To make the most of this option, ask for 2 prescriptions – the first for a couple of week's worth of medicine and the other for the remaining time. Fill the short-term script with the vet so you can start the prescription right away and fill the longer term one online to minimize your costs. Your vet might not like it but you are the one paying the costs.
- Negotiate with Your Vet:
Most vets are sympathetic to financial concerns and often may reduce the costs a little and also allow you to pay the bill over time. Ask them what they can do for you, you might be surprised at their response.
- Get a second opinion:
For larger bills, shop around your area and get some other quotes where the vet may be more flexible with his or her payment schedule.
- Credit arrangements:
If your vet will do it directly, ask for a payment plan. Another option is Care Credit, a loan facility that helps vets finance payment plans; however, your vet has to sign up with the company to offer their payment plans.
- Shelter Rescue Organizations:
- Many shelters offer some form of reduced price spay and neuter surgeries performed by fully qualified local vets. Spaying in particular is a major surgery and you can save a lot of money this way. Check with your local shelters to see if they offer such a program. You generally don't have to have rescued an animal from the shelter to benefit from this.

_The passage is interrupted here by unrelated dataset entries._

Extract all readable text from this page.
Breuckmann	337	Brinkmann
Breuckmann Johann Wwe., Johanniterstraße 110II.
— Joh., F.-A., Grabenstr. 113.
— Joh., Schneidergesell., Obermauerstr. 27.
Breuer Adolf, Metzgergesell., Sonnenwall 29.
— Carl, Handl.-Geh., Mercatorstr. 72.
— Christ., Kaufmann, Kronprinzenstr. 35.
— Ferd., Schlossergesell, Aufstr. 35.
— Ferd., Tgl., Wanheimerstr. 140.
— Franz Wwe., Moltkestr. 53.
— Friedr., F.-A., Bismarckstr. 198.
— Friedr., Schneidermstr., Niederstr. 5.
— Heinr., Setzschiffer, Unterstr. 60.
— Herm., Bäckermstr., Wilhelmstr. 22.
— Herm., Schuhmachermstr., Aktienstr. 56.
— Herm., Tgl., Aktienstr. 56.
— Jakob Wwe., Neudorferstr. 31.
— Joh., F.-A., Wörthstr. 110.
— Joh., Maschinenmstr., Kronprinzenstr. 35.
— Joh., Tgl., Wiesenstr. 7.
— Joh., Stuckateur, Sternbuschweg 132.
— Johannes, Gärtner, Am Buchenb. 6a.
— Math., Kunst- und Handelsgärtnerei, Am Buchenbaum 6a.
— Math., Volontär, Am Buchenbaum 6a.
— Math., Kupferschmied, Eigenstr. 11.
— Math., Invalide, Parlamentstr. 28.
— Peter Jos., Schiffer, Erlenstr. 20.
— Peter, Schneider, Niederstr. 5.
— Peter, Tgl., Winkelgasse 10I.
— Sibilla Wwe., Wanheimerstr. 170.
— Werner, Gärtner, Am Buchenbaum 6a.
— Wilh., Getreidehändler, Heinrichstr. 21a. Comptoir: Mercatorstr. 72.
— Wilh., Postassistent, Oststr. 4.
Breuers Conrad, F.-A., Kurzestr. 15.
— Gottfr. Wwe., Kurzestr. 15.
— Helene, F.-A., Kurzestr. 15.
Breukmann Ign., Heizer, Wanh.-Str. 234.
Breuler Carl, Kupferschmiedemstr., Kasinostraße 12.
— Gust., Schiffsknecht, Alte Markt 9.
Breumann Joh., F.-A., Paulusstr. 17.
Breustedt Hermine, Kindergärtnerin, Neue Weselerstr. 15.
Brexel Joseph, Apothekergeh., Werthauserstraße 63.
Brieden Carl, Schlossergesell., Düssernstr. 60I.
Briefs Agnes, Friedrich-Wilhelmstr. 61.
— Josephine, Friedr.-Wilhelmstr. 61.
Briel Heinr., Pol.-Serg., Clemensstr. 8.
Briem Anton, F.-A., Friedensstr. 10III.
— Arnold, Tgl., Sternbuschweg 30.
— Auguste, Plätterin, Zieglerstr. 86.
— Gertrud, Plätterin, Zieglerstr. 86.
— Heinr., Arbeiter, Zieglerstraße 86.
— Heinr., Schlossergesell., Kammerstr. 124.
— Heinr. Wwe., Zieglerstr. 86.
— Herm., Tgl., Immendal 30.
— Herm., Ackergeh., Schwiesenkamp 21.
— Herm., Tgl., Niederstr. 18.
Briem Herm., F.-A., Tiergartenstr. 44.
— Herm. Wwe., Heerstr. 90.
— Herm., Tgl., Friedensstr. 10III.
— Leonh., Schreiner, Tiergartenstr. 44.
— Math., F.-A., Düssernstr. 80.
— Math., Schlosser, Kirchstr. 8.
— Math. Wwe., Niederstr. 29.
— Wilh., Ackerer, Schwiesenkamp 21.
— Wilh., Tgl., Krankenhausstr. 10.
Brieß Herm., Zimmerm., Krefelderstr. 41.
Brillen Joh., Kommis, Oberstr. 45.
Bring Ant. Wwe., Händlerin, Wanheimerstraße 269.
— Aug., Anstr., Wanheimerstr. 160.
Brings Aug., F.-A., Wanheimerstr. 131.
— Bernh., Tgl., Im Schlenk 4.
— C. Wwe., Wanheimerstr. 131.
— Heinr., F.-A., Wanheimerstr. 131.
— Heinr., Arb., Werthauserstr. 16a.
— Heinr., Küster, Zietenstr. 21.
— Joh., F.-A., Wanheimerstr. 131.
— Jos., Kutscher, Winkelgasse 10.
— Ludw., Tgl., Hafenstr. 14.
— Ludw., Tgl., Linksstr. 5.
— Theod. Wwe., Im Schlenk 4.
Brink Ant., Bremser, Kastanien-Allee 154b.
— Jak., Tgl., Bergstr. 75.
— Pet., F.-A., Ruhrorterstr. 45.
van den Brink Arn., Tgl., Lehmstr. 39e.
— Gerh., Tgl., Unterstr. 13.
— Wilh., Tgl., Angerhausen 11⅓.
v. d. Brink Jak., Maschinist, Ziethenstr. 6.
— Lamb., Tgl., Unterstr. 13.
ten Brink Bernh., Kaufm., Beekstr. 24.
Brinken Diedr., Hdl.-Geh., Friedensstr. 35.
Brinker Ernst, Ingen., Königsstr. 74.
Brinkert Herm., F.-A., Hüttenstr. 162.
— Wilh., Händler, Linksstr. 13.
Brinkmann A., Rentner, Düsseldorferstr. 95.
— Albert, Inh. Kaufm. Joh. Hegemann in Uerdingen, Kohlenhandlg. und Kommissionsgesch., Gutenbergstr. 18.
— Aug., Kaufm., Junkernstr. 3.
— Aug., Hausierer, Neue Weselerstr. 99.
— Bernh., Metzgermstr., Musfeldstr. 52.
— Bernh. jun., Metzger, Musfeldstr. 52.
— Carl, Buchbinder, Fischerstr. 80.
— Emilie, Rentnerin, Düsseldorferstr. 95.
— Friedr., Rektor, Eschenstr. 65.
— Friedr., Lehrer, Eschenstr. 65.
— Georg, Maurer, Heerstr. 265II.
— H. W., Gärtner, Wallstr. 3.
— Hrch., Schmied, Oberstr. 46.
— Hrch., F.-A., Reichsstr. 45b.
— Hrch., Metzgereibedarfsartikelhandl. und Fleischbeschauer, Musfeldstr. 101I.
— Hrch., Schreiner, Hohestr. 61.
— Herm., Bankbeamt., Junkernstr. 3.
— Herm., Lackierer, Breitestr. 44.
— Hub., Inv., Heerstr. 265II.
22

- Many shelters may also be able to help you with assistance or discounted surgery
- Breed-Specific Organizations:
If you have a breed with a common genetic condition you are trying to treat, such as a Golden Retriever with hip dysplasia, you can also try your local breed-specific rescue organization for any help or suggestions they might have.
- Your Breeder:
If you have a purebred pet with a genetic condition, certainly go back to your breeder to let him/her know about your pets issue. They may be able to help you but at least, they'll know the condition is in their blood line and hopefully adjust their breeding practises accordingly.
- Other Surgical Options:
I mentioned in a previous post about SEVS, the Society of Endovascular Veterinary Surgery, that is pioneering non-invasive surgery options for veterinary health problems such as liver shunts, collapsing tracheas, and uncontrollable nosebleeds. One benefit of this surgery is that it is less expensive (less rehab required, less recovery time, etc.) so you might be able to find someone in your area who has been trained to perform this surgery - contact SEVS to find out who.
- Local vet schools:
If you have a local vet school near you, they might perform the procedure for much less than you would have to pay otherwise and with very high quality. For a full list, check out the AAVMC vet school list
- Other options:
You can try your local schools, boy scouts or girl scouts. They may be willing to hold a fundraiser to help cover some of the expense. Perhaps you could even hold your own fundraiser, starting with your own friends and family.
I'm sure there are other ways to reduce your costs - what have you discovered? Let's grow this list so that pet lovers can continue to help their pets without breaking the bank. I'd rather people had pet insurance but the reality is that many do not and get surprised by unexpected vet bills without coverage.